Even if the protests have important differences, there are some similarities between them, such as the corruption and false results of the election, and the harsh response of the governments towards the demonstrators.
Kyrgyzstan is the second poorest country in Central Asia and has, like its neighbours, a huge problem of corruption. President Jeenbekov came to power promising to clean up the system; however, episodes of corruption were evident also in the 2017 presidential election. The country’s current position in Transparency International’s ranking of the most corrupt states in the world has slightly improved compared to 2017, when Jeenbekov took office, but not enough to see a real change.
It is not clear who is now running the country. However, the Kyrgyz parliament has voted in an emergency session to appoint Sadyr Japarov as the country’s prime minister. Japarov had been sentenced in 2017 to more than 10 years in prison on kidnapping-related charges. After being nominated prime minister, Japarov revealed that he had met with President Sooronbai Jeenbekov and they had agreed that the latter would sign a letter of resignation in a few days.
On 15 October, President Jeenbekov made an appeal to the Kyrgyz people in connection with the current socio-political situation in the country. “For me, peace in Kyrgyzstan, the integrity of the country, the unity of our people and tranquility in society are above all. There is nothing dearer to me than the life of each of my compatriots. I’m not holding on to power. I do not want to remain in the history of Kyrgyzstan as the President who shed blood and shot at his own citizens. Therefore, I decided to resign”, he said.
The recently appointed speaker of the Kyrgyz parliament, Kanatbek Isaev will serve as interim president. However, Japarov guaranteed that new presidential elections will be held no later than January 10, the date that marks the last Sunday within the 90-day limit to elect a new president. While parliamentary elections have been postponed to the start of June 2021, instead of by December 20, as was previously scheduled, and it will be ensured that parties will only need to overcome a threshold of 3 percent of votes cast to enter parliament, rather than the 7 percent required previously.
Clan based politics
In Kyrgyzstan, politics is strictly connected to family ties and regional affiliation.
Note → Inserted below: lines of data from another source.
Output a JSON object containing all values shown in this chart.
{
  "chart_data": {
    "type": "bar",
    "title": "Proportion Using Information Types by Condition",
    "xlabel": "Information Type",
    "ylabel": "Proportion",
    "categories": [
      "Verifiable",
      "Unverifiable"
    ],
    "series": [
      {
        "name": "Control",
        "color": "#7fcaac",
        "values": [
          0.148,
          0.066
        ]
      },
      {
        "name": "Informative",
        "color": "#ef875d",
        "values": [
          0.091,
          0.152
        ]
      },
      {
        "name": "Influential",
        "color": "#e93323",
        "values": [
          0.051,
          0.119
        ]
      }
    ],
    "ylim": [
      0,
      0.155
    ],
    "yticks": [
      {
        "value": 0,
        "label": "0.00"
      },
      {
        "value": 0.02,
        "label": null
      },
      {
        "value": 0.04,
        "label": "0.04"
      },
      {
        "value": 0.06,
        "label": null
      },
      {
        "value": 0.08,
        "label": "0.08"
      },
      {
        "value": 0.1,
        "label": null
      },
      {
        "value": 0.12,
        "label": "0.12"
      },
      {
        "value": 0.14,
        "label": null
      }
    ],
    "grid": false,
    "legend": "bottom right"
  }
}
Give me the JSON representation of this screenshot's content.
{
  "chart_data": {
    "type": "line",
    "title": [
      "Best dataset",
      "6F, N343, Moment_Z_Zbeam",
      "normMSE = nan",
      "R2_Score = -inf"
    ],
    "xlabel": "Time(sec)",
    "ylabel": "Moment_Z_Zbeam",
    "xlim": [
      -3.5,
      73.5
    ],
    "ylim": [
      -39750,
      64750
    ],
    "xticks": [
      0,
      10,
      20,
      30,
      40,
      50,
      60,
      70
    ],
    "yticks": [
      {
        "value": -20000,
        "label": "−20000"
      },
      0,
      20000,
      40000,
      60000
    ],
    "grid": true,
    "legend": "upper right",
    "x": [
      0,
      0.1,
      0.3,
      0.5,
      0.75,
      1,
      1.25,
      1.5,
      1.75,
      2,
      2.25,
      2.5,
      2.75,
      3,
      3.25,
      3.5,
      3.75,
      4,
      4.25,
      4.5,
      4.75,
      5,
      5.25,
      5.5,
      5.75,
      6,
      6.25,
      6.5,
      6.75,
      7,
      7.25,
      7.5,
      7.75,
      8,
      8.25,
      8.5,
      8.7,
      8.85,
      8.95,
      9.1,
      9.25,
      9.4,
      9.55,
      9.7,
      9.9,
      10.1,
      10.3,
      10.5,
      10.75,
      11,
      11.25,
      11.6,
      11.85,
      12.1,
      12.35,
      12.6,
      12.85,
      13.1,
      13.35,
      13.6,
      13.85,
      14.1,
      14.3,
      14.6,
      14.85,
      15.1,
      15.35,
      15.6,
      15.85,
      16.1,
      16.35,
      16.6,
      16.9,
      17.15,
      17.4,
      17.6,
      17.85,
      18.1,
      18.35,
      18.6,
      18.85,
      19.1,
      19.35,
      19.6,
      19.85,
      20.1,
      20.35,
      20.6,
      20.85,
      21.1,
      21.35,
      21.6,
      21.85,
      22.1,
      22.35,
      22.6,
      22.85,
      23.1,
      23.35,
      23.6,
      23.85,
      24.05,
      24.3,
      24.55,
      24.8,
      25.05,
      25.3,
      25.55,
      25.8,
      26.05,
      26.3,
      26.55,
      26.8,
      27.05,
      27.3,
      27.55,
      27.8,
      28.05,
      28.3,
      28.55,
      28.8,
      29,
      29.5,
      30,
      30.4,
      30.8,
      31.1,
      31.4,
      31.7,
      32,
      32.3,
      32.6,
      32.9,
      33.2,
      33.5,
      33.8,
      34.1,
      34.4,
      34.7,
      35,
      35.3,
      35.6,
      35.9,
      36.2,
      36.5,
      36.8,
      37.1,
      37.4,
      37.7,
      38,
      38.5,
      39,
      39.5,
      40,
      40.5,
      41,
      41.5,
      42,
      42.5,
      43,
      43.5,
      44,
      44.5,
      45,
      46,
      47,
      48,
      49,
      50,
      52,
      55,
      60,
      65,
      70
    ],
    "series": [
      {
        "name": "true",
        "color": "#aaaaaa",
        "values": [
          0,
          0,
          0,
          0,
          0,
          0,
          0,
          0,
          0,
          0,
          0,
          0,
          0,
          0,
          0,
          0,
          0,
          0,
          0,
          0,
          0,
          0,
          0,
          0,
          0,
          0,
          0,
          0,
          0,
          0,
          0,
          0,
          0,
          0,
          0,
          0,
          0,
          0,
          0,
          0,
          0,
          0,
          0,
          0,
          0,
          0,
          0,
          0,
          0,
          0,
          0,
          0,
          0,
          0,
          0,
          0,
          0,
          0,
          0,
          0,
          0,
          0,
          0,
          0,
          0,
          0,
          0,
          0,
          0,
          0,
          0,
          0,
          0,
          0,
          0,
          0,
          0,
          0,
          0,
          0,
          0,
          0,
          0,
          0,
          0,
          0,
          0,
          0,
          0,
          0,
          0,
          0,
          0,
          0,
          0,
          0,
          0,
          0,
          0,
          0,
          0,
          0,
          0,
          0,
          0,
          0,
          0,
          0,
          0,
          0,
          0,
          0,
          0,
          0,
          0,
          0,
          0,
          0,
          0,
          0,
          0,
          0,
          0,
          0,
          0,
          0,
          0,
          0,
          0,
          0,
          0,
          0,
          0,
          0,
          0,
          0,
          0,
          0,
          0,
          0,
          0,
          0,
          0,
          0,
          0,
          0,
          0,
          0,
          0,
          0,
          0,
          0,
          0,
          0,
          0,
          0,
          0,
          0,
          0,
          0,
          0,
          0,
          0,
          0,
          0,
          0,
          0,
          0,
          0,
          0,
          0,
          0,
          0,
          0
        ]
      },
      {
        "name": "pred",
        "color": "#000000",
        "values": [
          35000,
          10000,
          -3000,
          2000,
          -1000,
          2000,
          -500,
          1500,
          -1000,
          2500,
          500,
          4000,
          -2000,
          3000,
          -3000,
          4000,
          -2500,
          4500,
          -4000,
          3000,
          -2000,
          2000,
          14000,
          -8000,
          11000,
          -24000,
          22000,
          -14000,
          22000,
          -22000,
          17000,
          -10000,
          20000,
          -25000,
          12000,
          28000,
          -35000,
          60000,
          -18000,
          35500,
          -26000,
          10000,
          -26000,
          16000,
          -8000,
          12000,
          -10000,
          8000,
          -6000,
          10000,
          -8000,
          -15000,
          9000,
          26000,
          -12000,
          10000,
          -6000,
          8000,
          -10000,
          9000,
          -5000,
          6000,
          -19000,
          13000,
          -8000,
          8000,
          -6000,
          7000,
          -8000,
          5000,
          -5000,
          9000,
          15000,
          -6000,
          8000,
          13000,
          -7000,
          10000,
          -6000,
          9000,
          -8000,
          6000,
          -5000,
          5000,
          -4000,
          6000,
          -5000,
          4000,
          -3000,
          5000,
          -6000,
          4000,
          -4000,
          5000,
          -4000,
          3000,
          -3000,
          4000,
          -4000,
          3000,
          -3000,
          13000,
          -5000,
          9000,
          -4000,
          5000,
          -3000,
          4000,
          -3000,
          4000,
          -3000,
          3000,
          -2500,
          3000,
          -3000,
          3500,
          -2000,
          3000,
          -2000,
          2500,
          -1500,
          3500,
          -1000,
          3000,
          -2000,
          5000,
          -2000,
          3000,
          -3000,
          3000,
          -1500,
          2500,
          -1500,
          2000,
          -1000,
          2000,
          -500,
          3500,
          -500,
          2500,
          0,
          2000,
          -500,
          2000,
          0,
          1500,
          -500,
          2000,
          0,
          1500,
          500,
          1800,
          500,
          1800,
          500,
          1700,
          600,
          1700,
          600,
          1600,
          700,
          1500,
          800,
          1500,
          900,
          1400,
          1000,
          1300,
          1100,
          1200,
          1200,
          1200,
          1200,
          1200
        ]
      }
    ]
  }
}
Most of the time, political leaders are determined by the clans to which they belong. Citizens do not vote for liberals or conservatives – they elect the clans that stand behind the parties. To be successful at the national level, political parties need the support of the leaders of the southern regions, the most populous in the country.
This is the tactic followed by the Social Democratic Party of Kyrgyzstan (SDPK) in the 2015 parliamentary elections. The party was supported by leaders of the northern regions of the country, bureaucrats, and businessmen from the south, including the Matraimovs, that supported the Mekenim Kyrgyzstan political party in the 2020 elections. Their native Kara-Suu region is the most densely populated in the country.
Conclusion
This parliamentary election results should also be viewed in connection with the 2023 presidential elections. Undoubtedly, these disorders show the people’s will for political renewal and a generational shift. Indeed, Bir Bol and Ata-Meken parties have a lower average age of candidates, 56 and 57 respectively.
Even with these controversies, typical in Kyrgyzstan’s elections, the country has shown, once again, how very different its elections are compared to its undemocratic neighbours.